Keiraville traffic putting students at risk: parents

Keiraville P&C president Clair Langford, with daughters Floria, 10, and Georgie, 7. Picture: ROBERT PEET
Keiraville P&C president Clair Langford, with daughters Floria, 10, and Georgie, 7. Picture: ROBERT PEET

Keiraville parents are banning their children from walking to school alone over fears one of them will be hit and killed in the heavy traffic that plagues the area. 

The revelation comes after Wollongong City Council announced last Monday night it would withhold funding for a crucial traffic study of the area in next year’s budget

Navigating a safe route to school in Keiraville is a difficult feat, according to parents, as a lack of pathways along some key streets and parking congestion often force people to walk on busy roads.

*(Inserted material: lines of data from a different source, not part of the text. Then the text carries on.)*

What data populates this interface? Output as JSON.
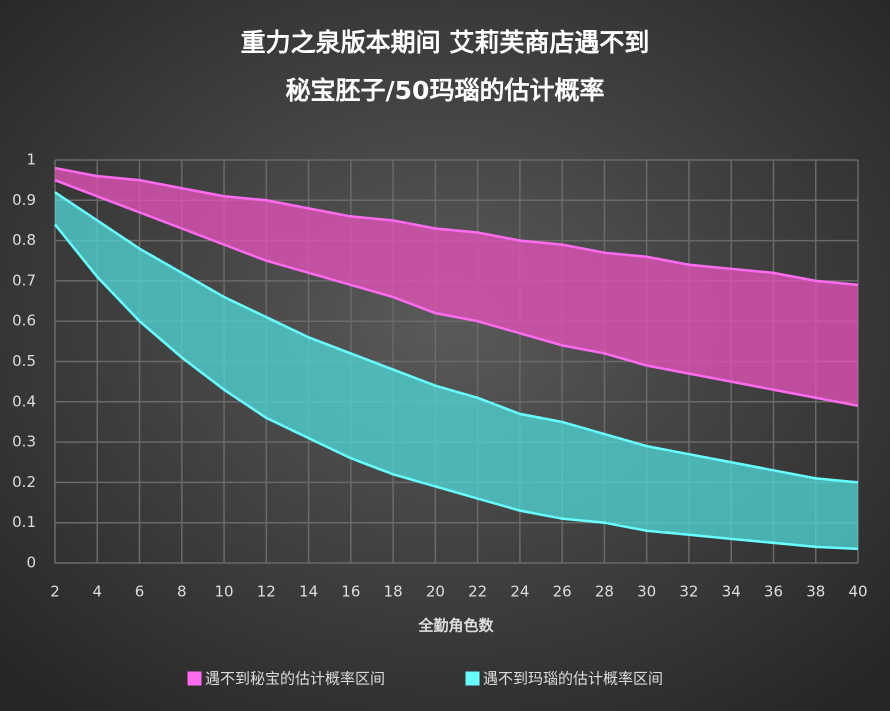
{
  "chart_data": {
    "type": "range-area",
    "title": [
      "重力之泉版本期间 艾莉芙商店遇不到",
      "秘宝胚子/50玛瑙的估计概率"
    ],
    "x_label": "全勤角色数",
    "x": [
      2,
      4,
      6,
      8,
      10,
      12,
      14,
      16,
      18,
      20,
      22,
      24,
      26,
      28,
      30,
      32,
      34,
      36,
      38,
      40
    ],
    "series": [
      {
        "name": "遇不到秘宝的估计概率区间",
        "color": "#e452b8",
        "upper": [
          0.98,
          0.96,
          0.95,
          0.93,
          0.91,
          0.9,
          0.88,
          0.86,
          0.85,
          0.83,
          0.82,
          0.8,
          0.79,
          0.77,
          0.76,
          0.74,
          0.73,
          0.72,
          0.7,
          0.69
        ],
        "lower": [
          0.95,
          0.91,
          0.87,
          0.83,
          0.79,
          0.75,
          0.72,
          0.69,
          0.66,
          0.62,
          0.6,
          0.57,
          0.54,
          0.52,
          0.49,
          0.47,
          0.45,
          0.43,
          0.41,
          0.39
        ]
      },
      {
        "name": "遇不到玛瑙的估计概率区间",
        "color": "#4fd3d3",
        "upper": [
          0.92,
          0.85,
          0.78,
          0.72,
          0.66,
          0.61,
          0.56,
          0.52,
          0.48,
          0.44,
          0.41,
          0.37,
          0.35,
          0.32,
          0.29,
          0.27,
          0.25,
          0.23,
          0.21,
          0.2
        ],
        "lower": [
          0.84,
          0.71,
          0.6,
          0.51,
          0.43,
          0.36,
          0.31,
          0.26,
          0.22,
          0.19,
          0.16,
          0.13,
          0.11,
          0.1,
          0.08,
          0.07,
          0.06,
          0.05,
          0.04,
          0.035
        ]
      }
    ],
    "xlim": [
      2,
      40
    ],
    "xticks": [
      2,
      4,
      6,
      8,
      10,
      12,
      14,
      16,
      18,
      20,
      22,
      24,
      26,
      28,
      30,
      32,
      34,
      36,
      38,
      40
    ],
    "ylim": [
      0,
      1
    ],
    "yticks": [
      0,
      0.1,
      0.2,
      0.3,
      0.4,
      0.5,
      0.6,
      0.7,
      0.8,
      0.9,
      1
    ],
    "grid": true,
    "legend": "bottom"
  }
}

"When I do walk children home I might have four or five kids and crossing Robsons Rd is always challenging," Keiraville Public School P&C president Clair Langford said.

"I don't let my kids - even my oldest child who is 10 - walk to school alone because of that issue.

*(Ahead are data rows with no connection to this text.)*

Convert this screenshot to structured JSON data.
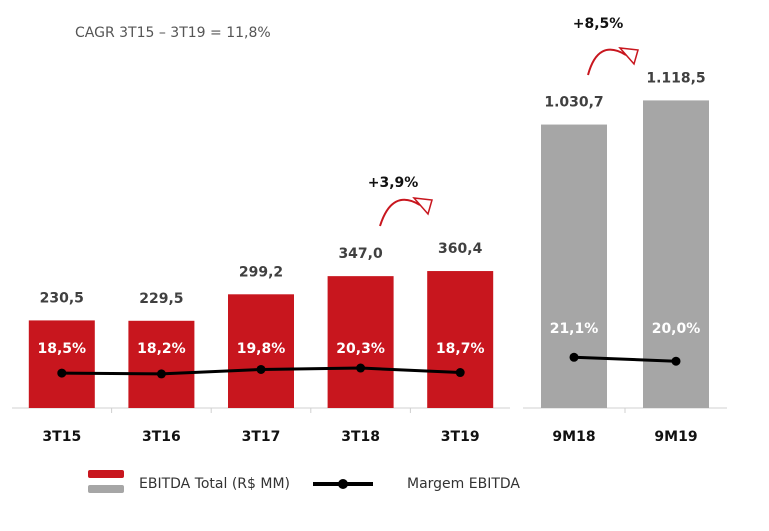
{
  "chart_data": [
    {
      "type": "bar",
      "subtitle": "CAGR 3T15 – 3T19 = 11,8%",
      "annotation": "+3,9%",
      "categories": [
        "3T15",
        "3T16",
        "3T17",
        "3T18",
        "3T19"
      ],
      "series": [
        {
          "name": "EBITDA Total (R$ MM)",
          "color": "#c8161e",
          "values": [
            230.5,
            229.5,
            299.2,
            347.0,
            360.4
          ],
          "value_labels": [
            "230,5",
            "229,5",
            "299,2",
            "347,0",
            "360,4"
          ]
        },
        {
          "name": "Margem EBITDA",
          "color": "#000000",
          "axis": "y2",
          "values": [
            18.5,
            18.2,
            19.8,
            20.3,
            18.7
          ],
          "value_labels": [
            "18,5%",
            "18,2%",
            "19,8%",
            "20,3%",
            "18,7%"
          ]
        }
      ],
      "ylim": [
        0,
        1000
      ],
      "y2lim": [
        6,
        142
      ]
    },
    {
      "type": "bar",
      "annotation": "+8,5%",
      "categories": [
        "9M18",
        "9M19"
      ],
      "series": [
        {
          "color": "#a6a6a6",
          "values": [
            1030.7,
            1118.5
          ],
          "value_labels": [
            "1.030,7",
            "1.118,5"
          ]
        },
        {
          "color": "#000000",
          "axis": "y2",
          "values": [
            21.1,
            20.0
          ],
          "value_labels": [
            "21,1%",
            "20,0%"
          ]
        }
      ],
      "ylim": [
        0,
        1400
      ],
      "y2lim": [
        7,
        114
      ]
    }
  ]
}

"I was walking home from school from about age seven but I wouldn't dream of it here."

More than 200 students from Keiraville PS live west of Robsons Rd, which is often plagued with heavy traffic and parking congestion during peak university periods.

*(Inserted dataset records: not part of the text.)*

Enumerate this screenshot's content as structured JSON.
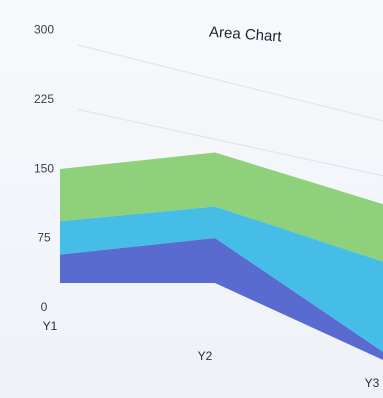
{
  "chart_data": {
    "type": "area",
    "stacked": true,
    "title": "Area Chart",
    "categories": [
      "Y1",
      "Y2",
      "Y3"
    ],
    "y_ticks": [
      0,
      75,
      150,
      225,
      300
    ],
    "ylim": [
      0,
      300
    ],
    "grid": true,
    "legend": "none",
    "series": [
      {
        "values": [
          30,
          50,
          10
        ],
        "color": "#5a6bd0"
      },
      {
        "values": [
          35,
          35,
          110
        ],
        "color": "#45bde6"
      },
      {
        "values": [
          55,
          60,
          70
        ],
        "color": "#8fd07a"
      }
    ]
  }
}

Ms Langford said the road was particularly dangerous where it meets Gipps Rd, but so far community concerns had failed to prompt the council or the Roads and Maritime Services into action.

"There have been a number of near-misses - I've seen one person knocked over on the corner of Gipps and Robsons Rds before - but it's like they're waiting for a death before they do anything about it, which is rather unfortunate," she said.

Traffic and parking congestion topped the wish-list Keiraville and Gwynneville residents submitted to council in March, under its new community-led approach to suburban planning.

The report was compiled after many residents took part in workshops and surveys to develop a vision for development in the area.

Keiraville resident Bess Moylan, who was heavily involved with the process, said safety was at the forefront of residents' minds when they complain about traffic issues.

"Sometimes it may come across as people just complaining because they can't park out the front of their house but actually, it's more than that," she said.

"What has come out of our community consultation process was that the safety aspect was a very real concern for a lot of our residents.

"There are parents who won't let their children walk to school now because of the traffic on Robsons Road, and one of our requests [to council] is they look at how that traffic is having an impact on kids being able to walk to school, because that's a safety concern."

Plans to create a drop-off zone for parents along Gipps Road have so far proved unsuccessful.

Ms Moylan said the traffic access and movement study could have also looked at moving parking away from intersections so it would be safer for drivers to make right-hand turns.

Last week a spokesman said council had resolved to prepare an "implementation plan" for the Keiraville-Gwynneville precinct, which would identify the need for an access and movement study, the associated costs and timeframe.